Césarion d'Alexandrie

Césarion d'Alexandrie

Fatale banquise


 

 

Quelle foule, jadis, se pressa sur les quais

Pour son premier départ vers la fière Amérique :

La question de ce monstre agitait les caquets,

Depuis bien des mois défrayait la chronique.

 

On tétait lors au sein de tout superlatif :

« Titanic » ! Ce nom seul brillait comme une étoile

Dans le noir firmament de tout espoir captif :

Il signifiait puissance et gloire proverbiales.

 

Comme on avait vanté ce fleuron du progrès !

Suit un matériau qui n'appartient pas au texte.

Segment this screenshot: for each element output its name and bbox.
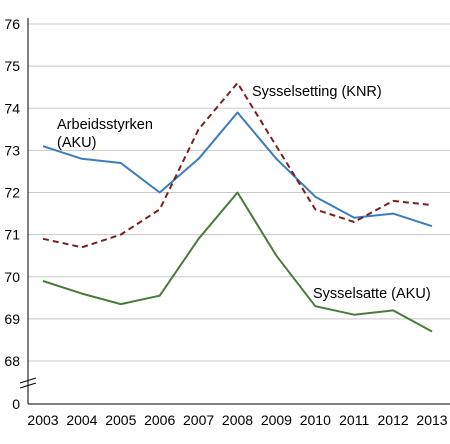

Les princes s’y plairaient comme dans leurs palaces,

Tandis que l’émigrant, l’homme au moindre sou près,

Jouirait d’une salubre et vraie troisième classe.

 

Fini le temps cruel des dortoirs contagieux

Ou la promiscuité dans les ombres des cales,

Antres où la vermine ouvrait un œil radieux

Soit pour voler de l’or, soit pour donner la gale.

 

Certes, le plus souvent, pour prix de son ticket

L’ambitieux sans fortune y laissait sa chemise ;

Mais on en parlait peu : devenir new-yorkais

Faisait rêver le gueux des bords de la Tamise.

 

Les intérêts de tous s’étaient ligués alors

Pour faire du voyage à bord du grand navire

Une aventure inouïe, l’un des temps les plus forts

Qu’un humain puisse vivre au sein de tout Empire.

 

Désormais l’Océan se plierait à nos lois :

La tempête pourrait déchaîner tous ses diables,

Gouffres, tonnerre, éclairs, faire rugir leurs voix,

Le colosse d’acier resterait toujours stable.

 

 Tous pourraient accéder à la faveur des rois,

Mieux encore qu’à Terre, où d’infinies distances

Creusaient souvent l’abîme entre un cœur aux abois

Et le lieu d’où jaillit la source d’espérance.

 

Princes et favoris, concentrés sur leurs ponts,

Liés aux continents par le pouvoir des ondes

Tiendraient encor chacun comme par un harpon

Et dicteraient des vœux suivis à la seconde.

 

Monter sur le bateau, pour un simple mortel

C’était se rapprocher déjà des fins ultimes,

Des présents qu’on dépose aux pieds des vrais autels,

C’était déjà gravir cent degrés vers la cime !

 

Le géant de métal ne s’appartenait plus.

On avait converti le navire en symbole :

Celui du Capital, du Progrès absolu,

Du pouvoir d’une Europe érigé en idole.

.

Jamais tant ne brûla la haute société

De briller qu’à son bord pendant le grand voyage,

Conscience enorgueillie d’être la déité

Que l’on avait choyée des plus vibrants hommages.

 

L’équipage n’était à ses yeux conquérants

Qu’un plaisant escadron de zélés domestiques

Qui n’avait qu’un recours : se montrer déférent

Quel que fût son désir, et cela sans mimique.

 

L’employé de radio fut lors si bien dressé,

Fut si bien convaincu de donner préséance

 Au torrent de courrier de ses maîtres pressés,

Qu’il ne fit aucun cas d’autres correspondances.

 

Six fois pourtant l’appel d’un bateau plus au nord

L’avertit du danger des fragments de banquise

Vers lequel le Titan venait briser son corps :

Mais ce n’était du goût de nos riches marquises.

 

On congédia sèchement le braillard insistant

Qui corrompait le flux continu des échanges

Entre gens du beau monde à la pointe du temps

Et leurs pairs de salon fiers d’en donner le change.

 

Las ! Les cris de la vigie, quelques heures plus tard,

Sonnèrent comme ceux d’une annonce fatale -

Et le glacier flottant perfora de ses dards

La vaine peau d’acier de la barque idéale.